A friend's post about the simple pleasures leads me to ponder that subject on this rainy night three thousand miles from home.
MacDowell is all about stripping away distractions so you can work on your art. Toward that end, the staff works its collective butt off housing you, cooking for you, and just generally trying to take as many tasks off your hands as possible so you can focus.
And that's great. How often do you get a lunch basket delivered to you in the middle of the day, dropped off as quietly as possible so that you won't get distracted? (Not that I didn't run out to greet Blake most of the time, overjoyed as I was to have company.)
Here's the thing, though: the many simple things in daily life are lost when you leave home. Bantering and bickering with Adam, watching dorky YouTube videos with my feet in his lap (yes, I know, you can commence to gagging now), going to the gym (don't even talk to me about eating rich food and not working it off -- at least I've been hiking my ass around Boston), hell, even doing dishes and laundry and feeding Oliver. Oliver -- another one of life's pleasures, a kitty who loves you and shows it by leaning his head against your knee or puking on your floor. But I digress.
In a sense, MacDowell is beautiful deprivation, and I mean that in the most positive way possible. You're up on a hill above a small town in New Hampshire. Your meals are cooked, your linens washed (though you're on your own when it comes to laundry, and I enjoyed this small task because the laundry room was Mr. T the kitty's domain), and your solitude undisturbed. Cell-phone service is poor throughout the property, though Verizon customers did better than AT&T (I, of course, have the latter), and if you want wifi, you've got to go to the library or get a PC card for your laptop.
Therein lies the matter of simple pleasures: They are many, and they are varied. My simple pleasures at MacDowell included singing at the top of my lungs in my studio -- no one around to distract, and the acoustics were wonderful. I liked to take walks, pacing the meadow area in front of my studio, that part that led to what felt like the darkest heart of the woods. I didn't dare go there; I just peeked inside and shuddered. Sometimes I talked to the woods: What's up, woods? Glad we had this talk. Sometimes they'd answer with a shrill blast of wind, and I'd shudder once more.
I watched a swatch of leaves change color more quickly than I'd have expected this early in the season, framed by a small pane of glass in the huge window overlooking my desk. I made tea, listening for the snack! that meant the electric kettle had shut off. I drank it contemplatively, sitting on the porch in the rocking chair I'd relocated from the inside, propping my feet up, rocking a little too quickly if my mood was askew.
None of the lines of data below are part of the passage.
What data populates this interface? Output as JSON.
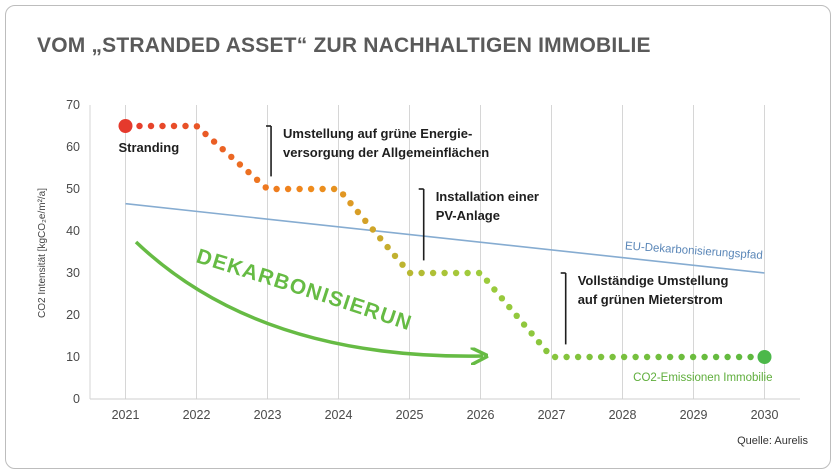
{
  "title": "VOM „STRANDED ASSET“ ZUR NACHHALTIGEN IMMOBILIE",
  "source": "Quelle: Aurelis",
  "chart_data": {
    "type": "line",
    "title": "VOM „STRANDED ASSET“ ZUR NACHHALTIGEN IMMOBILIE",
    "ylabel": "CO2 Intensität [kgCO₂e/m²/a]",
    "xlabel": "",
    "x_ticks": [
      "2021",
      "2022",
      "2023",
      "2024",
      "2025",
      "2026",
      "2027",
      "2028",
      "2029",
      "2030"
    ],
    "y_ticks": [
      "0",
      "10",
      "20",
      "30",
      "40",
      "50",
      "60",
      "70"
    ],
    "xlim": [
      2020.5,
      2030.5
    ],
    "ylim": [
      0,
      70
    ],
    "grid": "vertical",
    "series": [
      {
        "name": "CO2-Emissionen Immobilie",
        "style": "dotted-gradient",
        "colors": [
          "#e53a2d",
          "#f08a1c",
          "#9dcc3c",
          "#5cb83f"
        ],
        "points": [
          [
            2021,
            65
          ],
          [
            2022,
            65
          ],
          [
            2023,
            50
          ],
          [
            2024,
            50
          ],
          [
            2025,
            30
          ],
          [
            2026,
            30
          ],
          [
            2027,
            10
          ],
          [
            2030,
            10
          ]
        ]
      },
      {
        "name": "EU-Dekarbonisierungspfad",
        "style": "line",
        "color": "#86acd1",
        "points": [
          [
            2021,
            46.5
          ],
          [
            2030,
            30
          ]
        ]
      }
    ],
    "annotations": {
      "start": {
        "text": "Stranding",
        "x": 2021,
        "y": 65
      },
      "steps": [
        {
          "lines": [
            "Umstellung auf grüne Energie-",
            "versorgung der Allgemeinflächen"
          ],
          "x": 2023.05,
          "y_from": 53,
          "y_to": 65
        },
        {
          "lines": [
            "Installation einer",
            "PV-Anlage"
          ],
          "x": 2025.2,
          "y_from": 33,
          "y_to": 50
        },
        {
          "lines": [
            "Vollständige Umstellung",
            "auf grünen Mieterstrom"
          ],
          "x": 2027.2,
          "y_from": 13,
          "y_to": 30
        }
      ],
      "eu_label": "EU-Dekarbonisierungspfad",
      "co2_label": "CO2-Emissionen Immobilie",
      "arrow_label": "DEKARBONISIERUNG"
    }
  }
}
At night I lit scented candles and incense, sat in my bedroom wondering who had been there before and then gave up because I knew the list was too long. I got up early for breakfast and ate bacon. Lots.
But I missed city pleasures, missed petting strangers' dogs, walking from neighborhood to neighborhood, people-watching. I missed the connection and the kinetic feeling of a city. Most of all, I missed my family and friends. I can't wait to see them when I return.